Fig. 6: The observed joint influence of motor repertoire and de novo learning experience extends to a more complex sinusoidal task.

a Networks were trained to produce ellipses with up to four different geometries by generating cosine and sine waves representing x and y positions, respectively. Networks were given a hold signal that indicated movement initiation, a continuous sine wave target signal that indicated the amplitude of the sine wave, and a categorical ‘one-hot-encoded’ cosine wave target signal. b Networks were trained on repertoires with different numbers of movements (from one to four) to model de novo learning. Within each repertoire, the movements could consist of either different sine waves and a constant cosine wave (‘varied sine wave’), or different cosine waves and a constant sine wave (‘varied cosine waves’). Following de novo learning, networks were separately trained to counteract (1) a sine wave perturbation, (2) a cosine wave perturbation, and (3) a reassociation perturbation where they had to produce different movements given learned target cues.
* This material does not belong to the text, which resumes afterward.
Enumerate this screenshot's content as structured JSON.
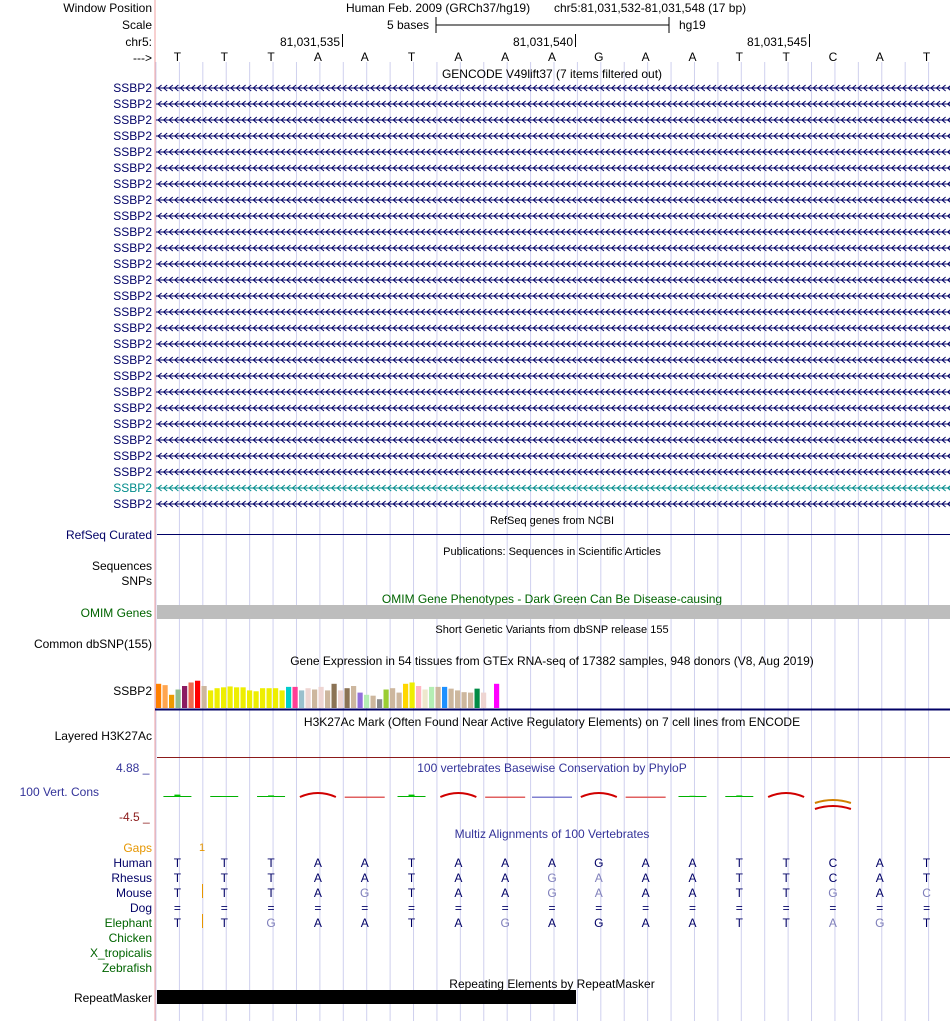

The schematic indicates our predictions of what perturbations would be easier to counteract based on the center-out results. c Cosine waves (x position), sine waves (y position), and resultant elliptical output produced by an example network trained to produce sine waves with various amplitudes after de novo learning and each of the perturbations. d Loss during de novo learning and adaptation to each of the perturbations. Line and shaded surfaces smoothed mean and 95% confidence interval across networks of different seeds (n = 10 random seeds). Dashed line, loss of 0.2 included for easier comparison between loss in different networks. e, f Same as panels (c, d) but for networks trained on repertoires with varied cosine waves. For the reassociation perturbation, 45% of networks trained on either three- or four-movement repertoires with varied sine waves were able to adapt (MSE <0.4), compared to 70% for those with varied cosine waves. g Decay constants for exponential curves fitted to the loss curves in panels (d, f) for the sine and cosine wave perturbations.